Monday, 25 August 2014

Day 106: The Galápagos Islands Day 7 - The best snorkelling yet?

Snorkelling with turtles never fails to delight!
The island of South Plaza has a gender balance problem.  It's a warm island and the gender of a reptile depends on the temperature while the egg is incubating, so the output is almost entirely female.  Consequently, members of the island's rather drab-looking sisterhood are all seeking a splendid sulphurous yellow mate, mostly without success.  So a hybrid iguana species has emerged from pairings between male marine iguanas and female land iguanas.  Unfortunately we didn't manage to spot any of these hybrids but we saw plenty of female land iguanas (a languorous lot who didn't exactly look like they were doing their utmost to find a mate).


A land iguana roams amongst the barren scenery
of South Plaza island
Even without any iguana antics, South Plaza would still be a beautiful island.  Like several of the Galapagos' volcanic outposts, the rock here is dark and thinly colonised with bright red and green plants - a striking contrast.  Walking between shrubs, we climbed gently to the top end of the island, which is shaped like a tilted table.

At the far point, sea cliffs suddenly dropped away before our feet, bustling with the many bird species we saw on Daphne but closer to hand and in greater abundance.  It was a top spot for taking action shots of flying birds, diving birds, perching birds, feeding birds, preening birds, nesting birds - the full avian experience.  The air was thick with them.

A red-billed tropic bird soars above the cliffs of South Plaza
Back on board, we passaged across open water from South Plaza to Santa Fe island, accompanied by a new entry on the bird-spotters' list: the Galapagos Albatross.  As we approached land, the captain also spotted a Humpback Whale and we all piled onto the decks to watch.  But even this excitement was easily out-matched by the afternoon's snorkelling session.  Within moments of entering the water we were surrounded by about ten sea lions who dived and played in front of us.  After a decent stint in the front row seats, almost close enough to touch them, we reluctantly dragged ourselves away so we could swim with turtles on the far shore.  They were more plentiful than ever and never slipped out of sight for the rest of the session.  This was our final snorkelling session and, with the possible exception of Kicker Rock, it was the best yet.
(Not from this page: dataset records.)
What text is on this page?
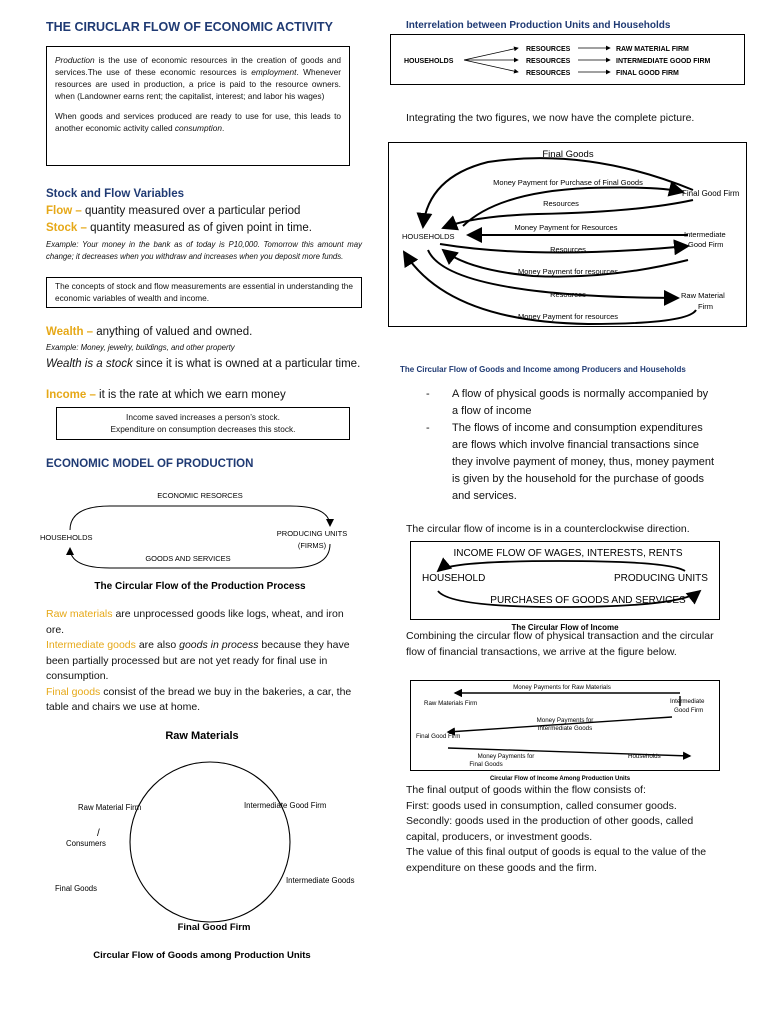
THE CIRUCLAR FLOW OF ECONOMIC ACTIVITY

Production is the use of economic resources in the creation of goods and services.The use of these economic resources is employment. Whenever resources are used in production, a price is paid to the resource owners. when (Landowner earns rent; the capitalist, interest; and labor his wages)

When goods and services produced are ready to use for use, this leads to another economic activity called consumption.

Stock and Flow Variables
Flow – quantity measured over a particular period
Stock – quantity measured as of given point in time.
Example: Your money in the bank as of today is P10,000. Tomorrow this amount may change; it decreases when you withdraw and increases when you deposit more funds.
The concepts of stock and flow measurements are essential in understanding the economic variables of wealth and income.
Wealth – anything of valued and owned.
Example: Money, jewelry, buildings, and other property
Wealth is a stock since it is what is owned at a particular time.
Income – it is the rate at which we earn money
Income saved increases a person’s stock.
Expenditure on consumption decreases this stock.
ECONOMIC MODEL OF PRODUCTION
ECONOMIC RESORCES
HOUSEHOLDS	PRODUCING UNITS
(FIRMS)
GOODS AND SERVICES
The Circular Flow of the Production Process

Raw materials are unprocessed goods like logs, wheat, and iron ore.

Intermediate goods are also goods in process because they have been partially processed but are not yet ready for final use in consumption.

Final goods consist of the bread we buy in the bakeries, a car, the table and chairs we use at home.

Raw Materials
Raw Material Firm	Intermediate Good Firm
/
Consumers
Final Goods
Intermediate Goods
Final Good Firm
Circular Flow of Goods among Production Units
Interrelation between Production Units and Households
HOUSEHOLDS
RESOURCES
RESOURCES
RESOURCES
RAW MATERIAL FIRM
INTERMEDIATE GOOD FIRM
FINAL GOOD FIRM
Integrating the two figures, we now have the complete picture.
Final Goods
Money Payment for Purchase of Final Goods
Final Good Firm
Resources
Money Payment for Resources
HOUSEHOLDS	Intermediate
Good Firm
Resources
Money Payment for resources
Resources	Raw Material
Firm
Money Payment for resources
The Circular Flow of Goods and Income among Producers and Households
- A flow of physical goods is normally accompanied by a flow of income
- The flows of income and consumption expenditures are flows which involve financial transactions since they involve payment of money, thus, money payment is given by the household for the purchase of goods and services.
The circular flow of income is in a counterclockwise direction.
INCOME FLOW OF WAGES, INTERESTS, RENTS
HOUSEHOLD	PRODUCING UNITS
PURCHASES OF GOODS AND SERVICES
The Circular Flow of Income
Combining the circular flow of physical transaction and the circular flow of financial transactions, we arrive at the figure below.
Money Payments for Raw Materials
Raw Materials Firm	Intermediate
Good Firm
Money Payments for
Intermediate Goods
Final Good Firm
Money Payments for
Final Goods
Households
Circular Flow of Income Among Production Units

The final output of goods within the flow consists of:

First: goods used in consumption, called consumer goods.

Secondly: goods used in the production of other goods, called capital, producers, or investment goods.

The value of this final output of goods is equal to the value of the expenditure on these goods and the firm.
Unfortunately the sharks failed to round off the day with a visit, despite the guide's promise that he'd booked them, but our faithful pelican bobbed at the rear of the boat until we motored away.

Tomorrow: back to San Cristobal and the strange world of twenty-first century aviation - a far cry from the world of the turtles.

A land iguana scoffs prickly-pear cactus fruit
Soaring swallow-tailed gulls on the cliffs of South Plaza
Sea Lion sleeps on Santa Fe
I counted 74 Sea Lions on this beach!
Sometimes it's hard to obey the 2m distance rule. The wildlife is very unafraid of humans!